A boxplot provides insight into whether a dataset is normally distributed, skewed left, or skewed right by examining the position of the median and the length of the whiskers.

  • A boxplot is normally distributed if the median is centered within the box (between \( Q_1 \) and \( Q_3 \)) and the whiskers on both sides are approximately equal in length.

    A boxplot of a normal distribution for free throw percentages.
  • A boxplot is left skewed if either the median is closer to \( Q_3 \), or the left whisker is longer than the right whisker.

    Skew-Left Dot Plot on the Number of Hours of Sleep a New Parent Gets
  • A boxplot is right skewed if either the median is closer to \( Q_1 \), or the right whisker is longer than the left whisker.

    A strong skew-right boxplot for student loan payments.

Comparing Datasets Using Boxplots

The Advantages of Boxplots for Comparison

Boxplots are an excellent tool for comparing multiple datasets because they provide a visual summary of key statistical measures while maintaining simplicity. Here’s why boxplots are useful for comparing data:

Side-by-Side Comparison of Distributions

Boxplots allow multiple datasets to be displayed together, making it easy to compare their centers, spreads, and skewness. This is particularly useful when comparing groups, such as test scores across different schools or income levels across regions.

Quick Insight into Variability

The interquartile range (IQR), represented by the width of the box, gives an immediate understanding of how spread out the middle 50% of the data is. If one dataset has a wider box than another, it has greater variability.

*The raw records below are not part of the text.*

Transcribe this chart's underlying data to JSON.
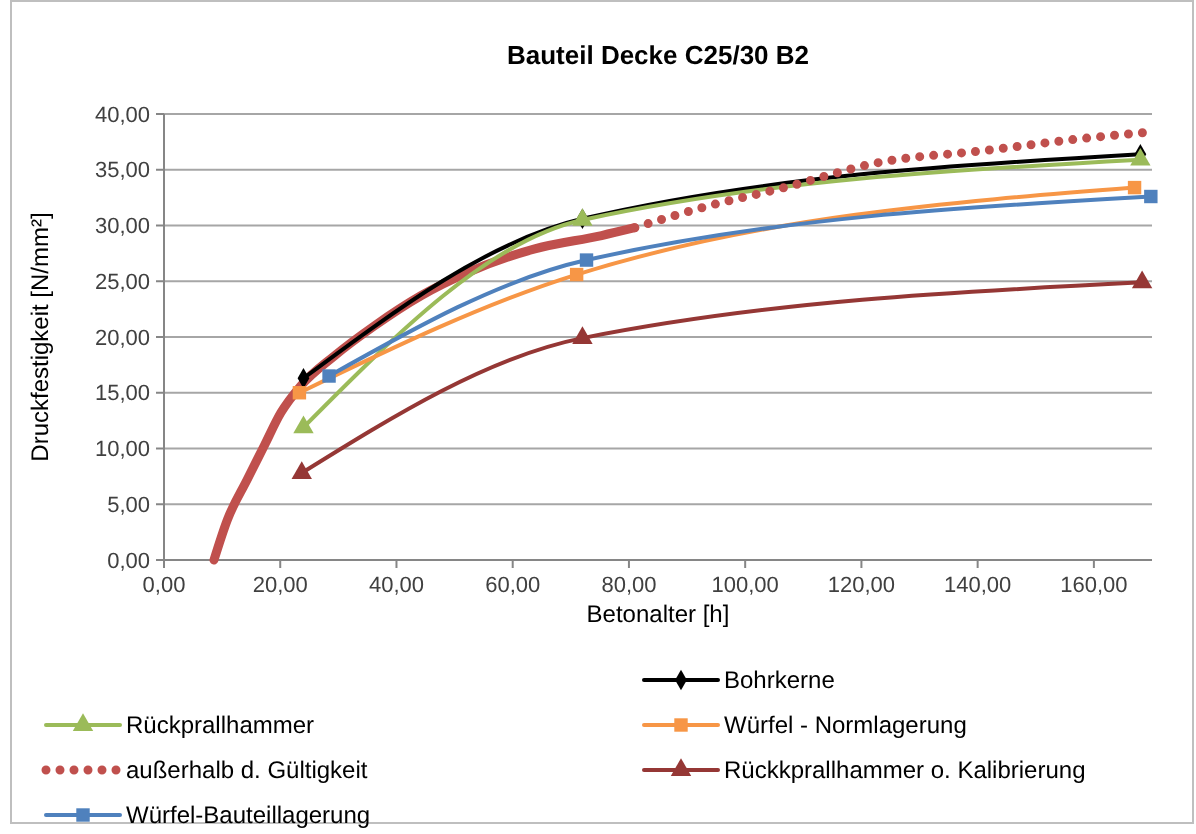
{
  "chart_data": {
    "type": "line",
    "title": "Bauteil Decke C25/30 B2",
    "xlabel": "Betonalter [h]",
    "ylabel": "Druckfestigkeit  [N/mm²]",
    "xlim": [
      0,
      170
    ],
    "ylim": [
      0,
      40
    ],
    "xticks": [
      {
        "value": 0,
        "label": "0,00"
      },
      {
        "value": 20,
        "label": "20,00"
      },
      {
        "value": 40,
        "label": "40,00"
      },
      {
        "value": 60,
        "label": "60,00"
      },
      {
        "value": 80,
        "label": "80,00"
      },
      {
        "value": 100,
        "label": "100,00"
      },
      {
        "value": 120,
        "label": "120,00"
      },
      {
        "value": 140,
        "label": "140,00"
      },
      {
        "value": 160,
        "label": "160,00"
      }
    ],
    "yticks": [
      {
        "value": 0,
        "label": "0,00"
      },
      {
        "value": 5,
        "label": "5,00"
      },
      {
        "value": 10,
        "label": "10,00"
      },
      {
        "value": 15,
        "label": "15,00"
      },
      {
        "value": 20,
        "label": "20,00"
      },
      {
        "value": 25,
        "label": "25,00"
      },
      {
        "value": 30,
        "label": "30,00"
      },
      {
        "value": 35,
        "label": "35,00"
      },
      {
        "value": 40,
        "label": "40,00"
      }
    ],
    "grid": "y",
    "legend": "bottom",
    "series": [
      {
        "color": "#c0504d",
        "marker": "none",
        "line_style": "solid",
        "x": [
          8.6,
          10.9,
          14.3,
          17.2,
          20.1,
          23.5,
          29.3,
          36.2,
          44.2,
          52.3,
          63.8,
          75.3,
          81
        ],
        "values": [
          0,
          3.6,
          7.2,
          10.2,
          13.2,
          15.6,
          18.3,
          21,
          23.7,
          25.8,
          27.9,
          29.1,
          29.8
        ]
      },
      {
        "name": "Bohrkerne",
        "color": "#000000",
        "marker": "diamond",
        "line_style": "solid",
        "x": [
          24,
          72,
          168
        ],
        "values": [
          16.3,
          30.6,
          36.4
        ]
      },
      {
        "name": "Rückprallhammer",
        "color": "#9bbb59",
        "marker": "triangle",
        "line_style": "solid",
        "x": [
          24,
          72,
          168
        ],
        "values": [
          11.9,
          30.5,
          35.9
        ]
      },
      {
        "name": "Würfel - Normlagerung",
        "color": "#f79646",
        "marker": "square",
        "line_style": "solid",
        "x": [
          23.3,
          71,
          167
        ],
        "values": [
          15,
          25.6,
          33.4
        ]
      },
      {
        "name": "außerhalb d. Gültigkeit",
        "color": "#c0504d",
        "marker": "none",
        "line_style": "dotted",
        "x": [
          81,
          94,
          106,
          123.5,
          140.8,
          158,
          170
        ],
        "values": [
          29.8,
          31.8,
          33.3,
          35.7,
          36.7,
          37.8,
          38.4
        ]
      },
      {
        "name": "Rückkprallhammer o. Kalibrierung",
        "color": "#953735",
        "marker": "triangle",
        "line_style": "solid",
        "x": [
          23.7,
          72,
          168.3
        ],
        "values": [
          7.8,
          19.9,
          24.9
        ]
      },
      {
        "name": "Würfel-Bauteillagerung",
        "color": "#4f81bd",
        "marker": "square",
        "line_style": "solid",
        "x": [
          28.4,
          72.7,
          169.8
        ],
        "values": [
          16.5,
          26.9,
          32.6
        ]
      }
    ]
  }
}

Easy Detection of Skewness

By examining the median’s position inside the box and the relative whisker lengths, boxplots make it easy to see if a dataset is symmetrical, right-skewed, or left-skewed. This helps in understanding differences between distributions, such as salary distributions in different industries.

Compact Yet Informative

Boxplots do not require a large amount of space and can be used effectively in reports or presentations to compare datasets quickly. They condense information into a single, easy-to-read visual while still capturing essential details about the data.

Example 3

These datasets represent the 100-meter sprint times (in seconds) for two groups: Olympic sprinters and high school sprinters. Use the Boxplot Generator for each dataset and compare their distributions.

100m Sprint Times: High School vs. Olympic Athletes
High School (s) Olympic (s)
10.55 10.60 10.65 10.72 10.78 9.58 9.69 9.72 9.76 9.81
10.82 10.85 10.89 10.94 10.98 9.85 9.88 9.91 9.93 9.95
11.02 11.07 11.10 11.14 11.18 9.98 10.01 10.03 10.05 10.08
11.21 11.25 11.29 11.35 11.40 10.12 10.15 10.19 10.22 10.25

Solution

Copy the data, open the Boxplot Generator, paste the data into the spreadsheet, and close the spreadsheet.  The plot for the high school sprint times should appear automatically. 

The boxplot of the high school sprint times.

To generate the second boxplot, change the number of datasets to Two, and set the second data set to column B. Then, the second plot will appear.

The boxplots for each set of sprint times are shown side-by-side.

As expected, the student times are slower than the Olympic times, but also notice that

  • the Olympic times are slightly skewed left while the high school students have a more normal distribution, which means there are a few Olympiads that significantly outperform the other athletes,
  • that the IQR for high school students is wider than for Olympiads; meaning that high school students have more variability in their times.

$$\tag*{\(\blacksquare\)}$$

Conclusion

Boxplots provide a visual summary of a dataset, highlighting its spread, skewness, and potential outliers. They are especially useful when comparing multiple populations such as high school and Olympic athletes that have their own levels of performance but a comparison of ability is still warranted.